End-to-End QKD Using LEO Satellite Networks

TL;DR

The results show that the achievable key rates scale favourably with constellation size, with Type-II constellations reaching operational continuity and generating multi-gigabit secret keys per day, demonstrating a practical route toward secure global quantum communication.

Abstract

We propose a satellite-based Quantum Key Distribution (QKD) network that enables global-scale, end-to-end secure key exchange without relying on trusted intermediate nodes. The network is formed by a ring constellation of satellites that maintain persistent inter-satellite connectivity and support two configurations: a polar Type-I constellation providing global coverage, and an equatorial Type-II constellation offering continuous, terrestrial-like operation.
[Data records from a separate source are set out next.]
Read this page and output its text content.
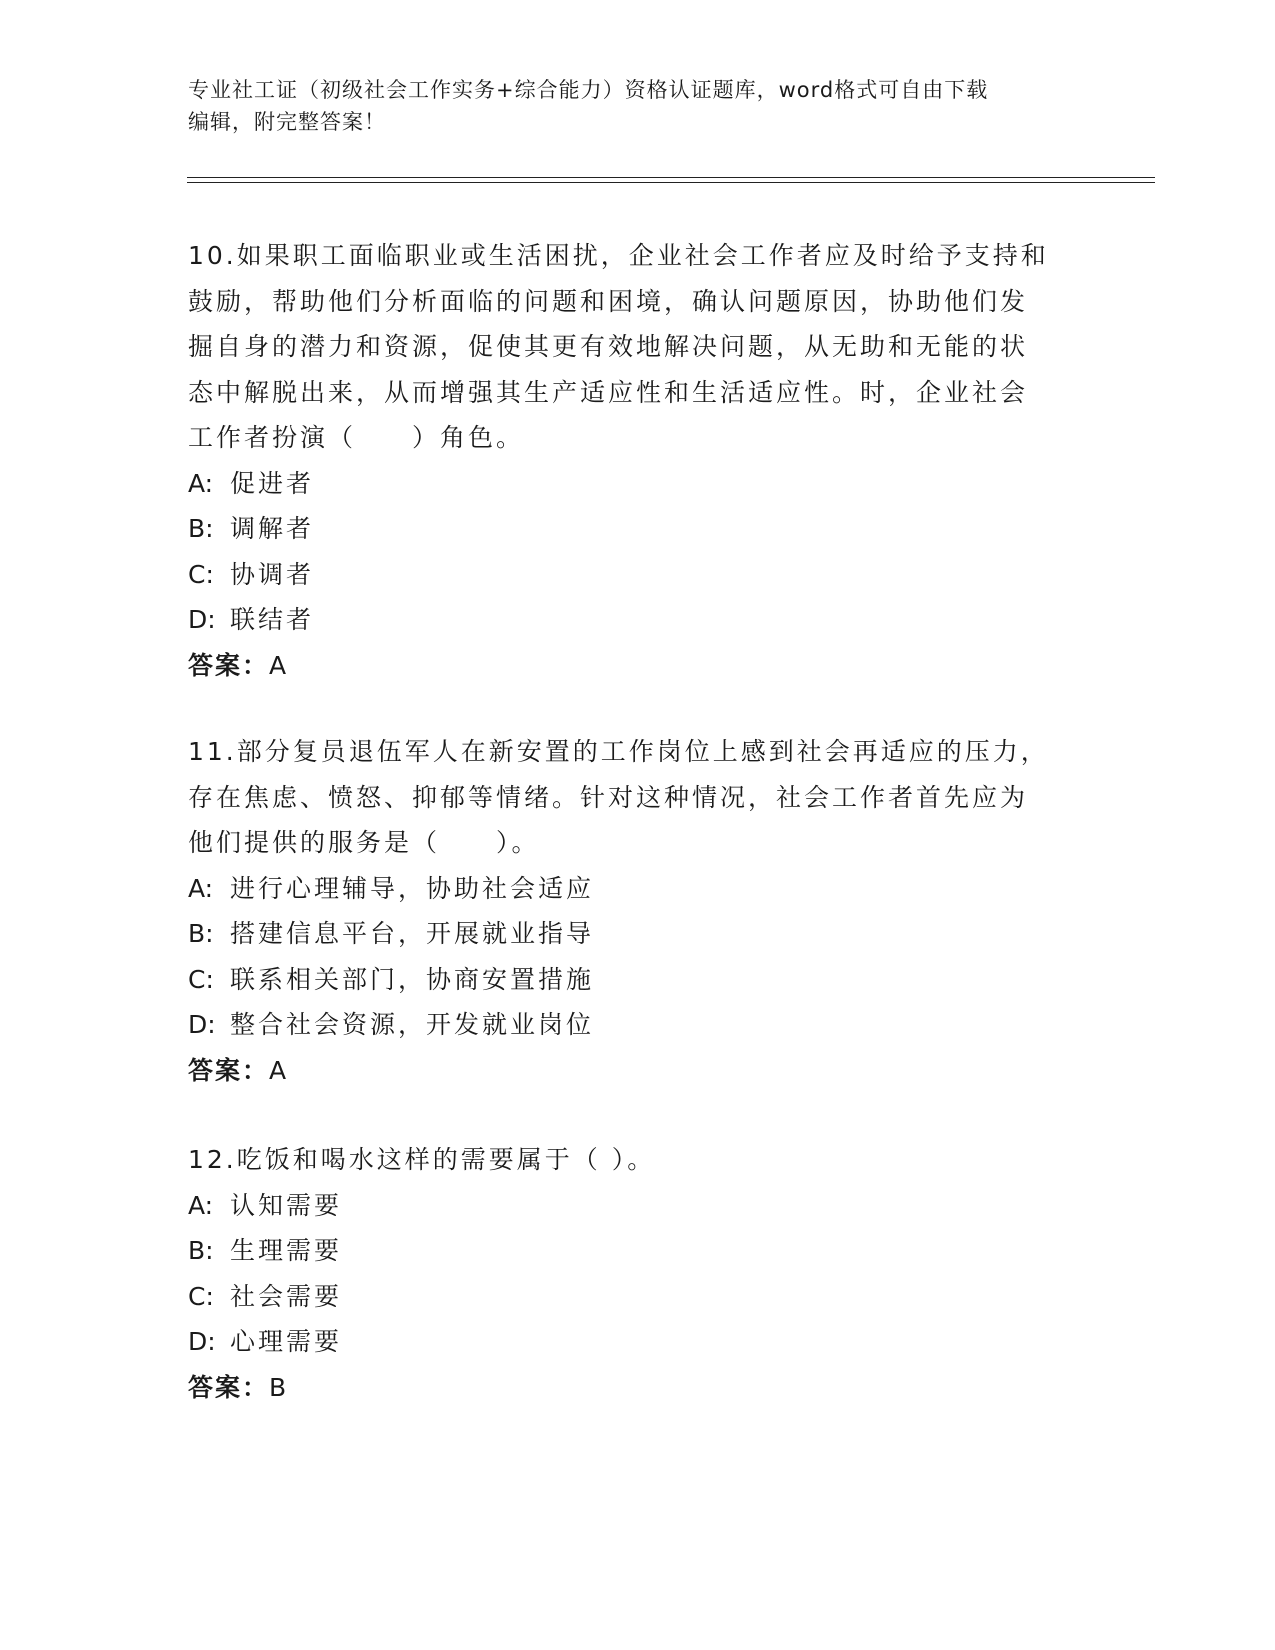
专业社工证（初级社会工作实务+综合能力）资格认证题库，word格式可自由下载
编辑，附完整答案！
10.如果职工面临职业或生活困扰，企业社会工作者应及时给予支持和
鼓励，帮助他们分析面临的问题和困境，确认问题原因，协助他们发
掘自身的潜力和资源，促使其更有效地解决问题，从无助和无能的状
态中解脱出来，从而增强其生产适应性和生活适应性。时，企业社会
工作者扮演（　　）角色。
A: 促进者
B: 调解者
C: 协调者
D: 联结者
答案：A
11.部分复员退伍军人在新安置的工作岗位上感到社会再适应的压力，
存在焦虑、愤怒、抑郁等情绪。针对这种情况，社会工作者首先应为
他们提供的服务是（　　）。
A: 进行心理辅导，协助社会适应
B: 搭建信息平台，开展就业指导
C: 联系相关部门，协商安置措施
D: 整合社会资源，开发就业岗位
答案：A
12.吃饭和喝水这样的需要属于（ ）。
A: 认知需要
B: 生理需要
C: 社会需要
D: 心理需要
答案：B
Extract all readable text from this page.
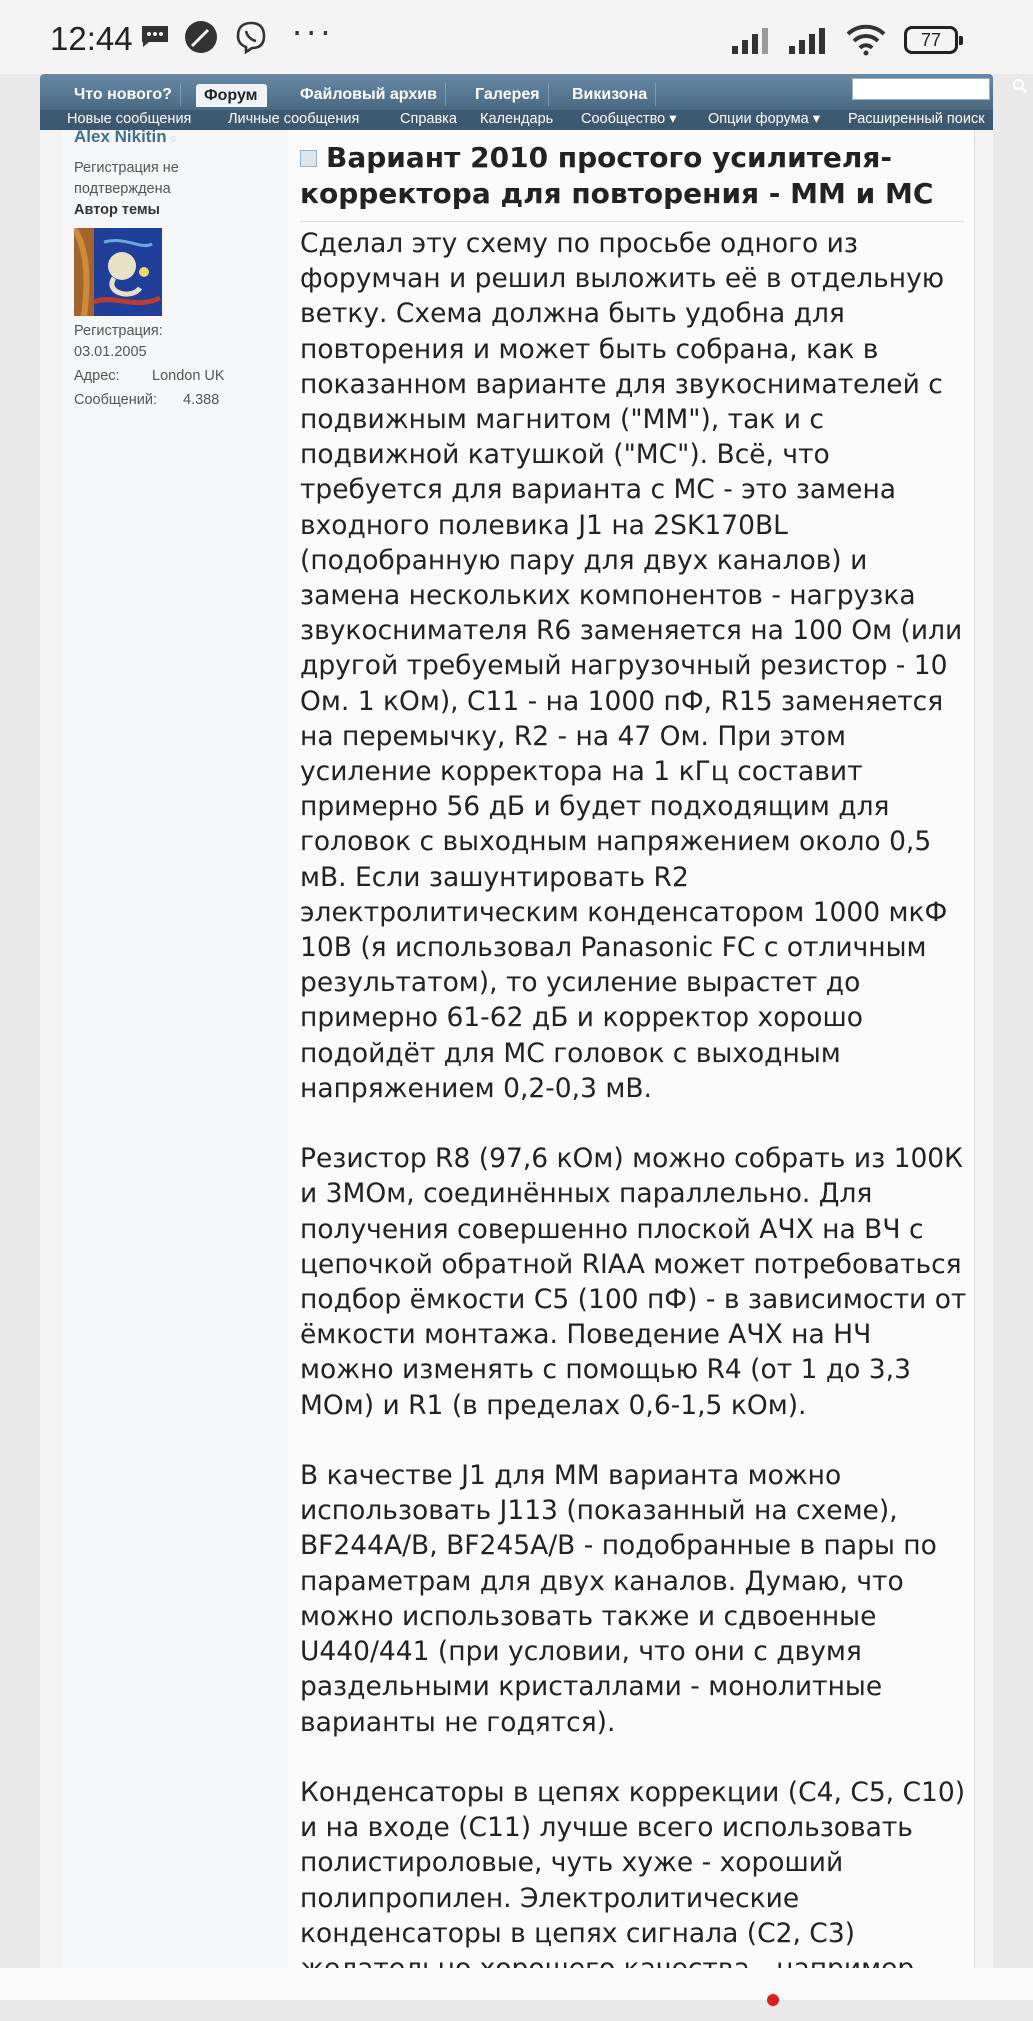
12:44	···	77
Что нового?	Форум	Файловый архив	Галерея	Викизона
Новые сообщения	Личные сообщения	Справка Календарь Сообщество ▾ Опции форума ▾ Расширенный поиск
Alex Nikitin ○
Регистрация не
подтверждена
Автор темы
Регистрация:
03.01.2005
Адрес: London UK
Сообщений: 4.388
Вариант 2010 простого усилителя-корректора для повторения - MM и MC

Сделал эту схему по просьбе одного из форумчан и решил выложить её в отдельную ветку. Схема должна быть удобна для повторения и может быть собрана, как в показанном варианте для звукоснимателей с подвижным магнитом ("ММ"), так и с подвижной катушкой ("МС"). Всё, что требуется для варианта с МС - это замена входного полевика J1 на 2SK170BL (подобранную пару для двух каналов) и замена нескольких компонентов - нагрузка звукоснимателя R6 заменяется на 100 Ом (или другой требуемый нагрузочный резистор - 10 Ом. 1 кОм), С11 - на 1000 пФ, R15 заменяется на перемычку, R2 - на 47 Ом. При этом усиление корректора на 1 кГц составит примерно 56 дБ и будет подходящим для головок с выходным напряжением около 0,5 мВ. Если зашунтировать R2 электролитическим конденсатором 1000 мкФ 10В (я использовал Panasonic FC с отличным результатом), то усиление вырастет до примерно 61-62 дБ и корректор хорошо подойдёт для МС головок с выходным напряжением 0,2-0,3 мВ.

Резистор R8 (97,6 кОм) можно собрать из 100К и 3МОм, соединённых параллельно. Для получения совершенно плоской АЧХ на ВЧ с цепочкой обратной RIAA может потребоваться подбор ёмкости С5 (100 пФ) - в зависимости от ёмкости монтажа. Поведение АЧХ на НЧ можно изменять с помощью R4 (от 1 до 3,3 МОм) и R1 (в пределах 0,6-1,5 кОм).

В качестве J1 для ММ варианта можно использовать J113 (показанный на схеме), BF244A/B, BF245A/B - подобранные в пары по параметрам для двух каналов. Думаю, что можно использовать также и сдвоенные U440/441 (при условии, что они с двумя раздельными кристаллами - монолитные варианты не годятся).

Конденсаторы в цепях коррекции (С4, С5, С10) и на входе (С11) лучше всего использовать полистироловые, чуть хуже - хороший полипропилен. Электролитические конденсаторы в цепях сигнала (С2, С3)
End-to-end secrecy is achieved through the use of Twin-field Quantum Key Distribution (TF-QKD) and a redundant XOR-based key-forwarding protocol, in which each forwarding step incorporates independently generated QKD keys from ground-satellite and inter-satellite links. As a result, the final secret key is never exposed to any intermediate satellite, eliminating the single-point vulnerabilities inherent in trusted-node networks. Scaling the network offers two benefits: improved security and higher key rates. Increasing the constellation size enhances security by forcing an adversary to compromise a larger number of nodes to break the protocol, while simultaneously improving link availability and key throughput. Using realistic uplink and Inter-Satellite Link (ISL) models, we compute finite-size secret-key lengths based on the Sending-or-not-sending (SNS)-TF-QKD protocol. Our results show that the achievable key rates scale favourably with constellation size, with Type-II constellations reaching operational continuity and generating multi-gigabit secret keys per day, demonstrating a practical route toward secure global quantum communication.

Figures (6)

• Figure 1: Illustration of the Type-1 constellation, consisting of equally spaced polar orbital planes with one satellite per plane. This geometry ensures continuous inter-satellite line-of-sight, thereby maintaining an unbroken ring network at all times. In this configuration, $GS_1$ and $GS_2$ are assumed to lie at the same latitude but on opposite sides of the Earth (a longitudinal separation of $180^\circ$).
• Figure 2: Illustration of the Type-2 constellation, consisting of an equatorial orbit with all satellites evenly placed in the orbit. This geometry ensures continuous inter-satellite and offers a high visibility ratio. In this configuration, $GS_1$ and $GS_2$ are assumed to lie at the same latitude but on opposite sides of the Earth (a longitudinal separation of $180^\circ$).
• Figure 3: Schematics of the satellite-based network. Two ground stations, $GS_1$ and $GS_2$, connect with the ring constellation of satellites. Secret keys $X^+$ and $X^-$ are established along the two directed ring segments, $\Gamma^+$ and $\Gamma^-$, respectively. Blue arrows indicate links between satellites and between satellites and ground stations, while the red arrow denotes the point-to-point links between ground stations and satellites.
• Figure 4: Uplink channel loss as a function of the satellite pass. For the ground-to-satellite uplink, a cutoff zenith angle of 70◦ is imposed. Under this constraint, a zenith pass ( $\theta = 0^\circ$) yields a maximum ground–satellite QKD session duration of 294 seconds.
• Figure 5: loss between $S_i$ and $S_{i+1}$ for the Type-I (polar) constellation. Increasing the number of satellites reduces the inter-satellite spacing, thereby lowering the optical loss. The shaded region indicates the range of uplink losses observed during a ground–satellite session. For comparison, the losses at the equator correspond to the Type-II (equatorial) constellation.